Logo, por causa disso que mesmo o governo tendo aumentando a taxa de juros SELIC de 2,0% em novembro de 2020 para 7,75% em igual período de 2021, essa elevação de 5,75 p.p. não se mostra suficiente, pois não incide sobre a verdadeira causa inflacionária. Se tivéssemos uma inflação de demanda, tal medida poderia surtir melhor efeito. E o aumento da taxa de juros ainda prejudica a oferta de crédito, restringindo consumo e investimentos na produção, portanto, diminuindo o ritmo da retomada da atividade econômica.
Como o PND de Ciro Gomes contribuiria para o controle da inflação?
Ciro Gomes já se manifestou diversas vezes criticando o atual modelo econômico embasado apenas no tripé macroeconômico. Conforme afirmado em artigo recente, a política econômica instrumental, de curto prazo, é que deve ser submetida a apoiar um Projeto Nacional de Desenvolvimento (PND), de longo prazo, e não o contrário. Então, na hipótese de Ciro Gomes ser eleito e implantar o seu PND, certamente a política econômica instrumental ficaria a serviço de seu projeto. Portanto, muito provavelmente que uma inflação de custos como atualmente não seria combatida tão somente pela taxa de juros.
Ademais, suas propostas para a política industrial também propiciariam uma melhora na oferta de produtos, reduzindo os preços aos produtores e, por conseguinte, aos consumidores.
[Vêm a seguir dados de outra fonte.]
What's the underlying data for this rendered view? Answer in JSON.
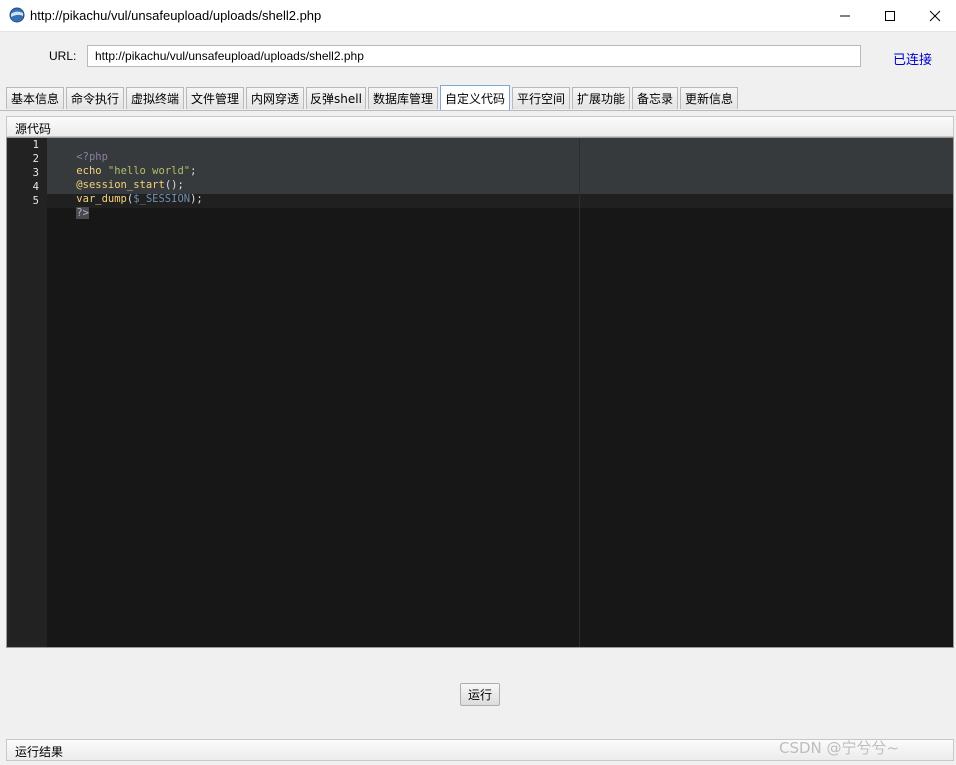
{
  "window": {
    "title": "http://pikachu/vul/unsafeupload/uploads/shell2.php",
    "minimize": "—",
    "maximize": "☐",
    "close": "✕"
  },
  "urlbar": {
    "label": "URL:",
    "value": "http://pikachu/vul/unsafeupload/uploads/shell2.php",
    "status": "已连接"
  },
  "tabs": [
    {
      "label": "基本信息"
    },
    {
      "label": "命令执行"
    },
    {
      "label": "虚拟终端"
    },
    {
      "label": "文件管理"
    },
    {
      "label": "内网穿透"
    },
    {
      "label": "反弹shell"
    },
    {
      "label": "数据库管理"
    },
    {
      "label": "自定义代码",
      "active": true
    },
    {
      "label": "平行空间"
    },
    {
      "label": "扩展功能"
    },
    {
      "label": "备忘录"
    },
    {
      "label": "更新信息"
    }
  ],
  "source_panel": {
    "title": "源代码"
  },
  "editor": {
    "line_numbers": [
      "1",
      "2",
      "3",
      "4",
      "5"
    ],
    "lines": [
      {
        "tokens": [
          {
            "text": "<?php",
            "color": "#8a7fa0"
          }
        ]
      },
      {
        "tokens": [
          {
            "text": "echo",
            "color": "#f2d27a"
          },
          {
            "text": " ",
            "color": "#ddd"
          },
          {
            "text": "\"hello world\"",
            "color": "#b5bd68"
          },
          {
            "text": ";",
            "color": "#ddd"
          }
        ]
      },
      {
        "tokens": [
          {
            "text": "@session_start",
            "color": "#f2d27a"
          },
          {
            "text": "();",
            "color": "#ddd"
          }
        ]
      },
      {
        "tokens": [
          {
            "text": "var_dump",
            "color": "#f2d27a"
          },
          {
            "text": "(",
            "color": "#ddd"
          },
          {
            "text": "$_SESSION",
            "color": "#6f8fb0"
          },
          {
            "text": ");",
            "color": "#ddd"
          }
        ]
      },
      {
        "tokens": [
          {
            "text": "?>",
            "color": "#b0b0d8"
          }
        ]
      }
    ]
  },
  "run_button": {
    "label": "运行"
  },
  "result_panel": {
    "title": "运行结果"
  },
  "watermark": "CSDN @宁兮兮~",
  "colors": {
    "status_link": "#0000cc",
    "editor_bg": "#171717",
    "selection": "#363a3d"
  }
}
Para o complexo industrial de petróleo, gás e bioenergia, propõe o ajuste na política de preços da Petrobrás, de modo a refletir o seu custo de produção, e o aumento de tecnologia para produção de derivados de petróleo. Isso refletiria positivamente na redução de preços dos combustíveis.
No complexo industrial da saúde, Ciro pretende substituir importações de material e equipamentos hospitalares, bem como medicamentos com patente vencida, através da produção interna desses bens. Além de diminuir custos para o SUS, também pode proporcionar uma redução nos preços desses produtos.
Por outro lado, no complexo industrial do agronegócio, com a criação de indústrias de processamento de cereais e frutas e de defensivos, fertilizantes e implementos agrícolas, a oferta interna desses produtos podem reduzir custos de produção e seus preços junto ao consumidor.
Ainda, para a reativação da construção civil, a proposição de investimentos em infraestrutura logística em planos de metrôs urbanos, coordenados com BRTs e VLTs, além de diminuir o tempo de deslocamento de trabalhadores e demais usuários do transporte urbano, tenderá a provocar uma queda nos custos com transporte no orçamento familiar.
A política para a cultura, propondo maior acesso e consumo de bens e serviços culturais, bem como a construção de uma indústria cultural para produção de serviços de streaming nacionais, produções locais de séries, filmes e novelas pode repercutir na queda de preços desses serviços nos itens lazer e comunicação do orçamento das famílias.
Já a política agrícola pretende incentivar projetos de infraestrutura para melhor escoamento da safra, a produção de trigo e armazenamento de frutas e legumes e a já citado produção nacional de defensivos e fertilizantes.
À guisa de conclusão, obviamente, políticas econômicas de curto prazo são fundamentais para o controle inflacionário. A redução da instabilidade política já contribuiria, por exemplo, na apreciação e previsibilidade do câmbio. Contudo, por serem incapazes de incidirem sobre todas as causas de nossa inflação de custos, vem se mostrando insuficientes. O Brasil possui fortes gargalos na produção agrícola e industrial, assim como na infraestrutura. Através de um PND como o proposto por Ciro Gomes, é possível que seja ampliada a oferta de bens e serviços à população, contribuindo positivamente para a queda e controle da inflação.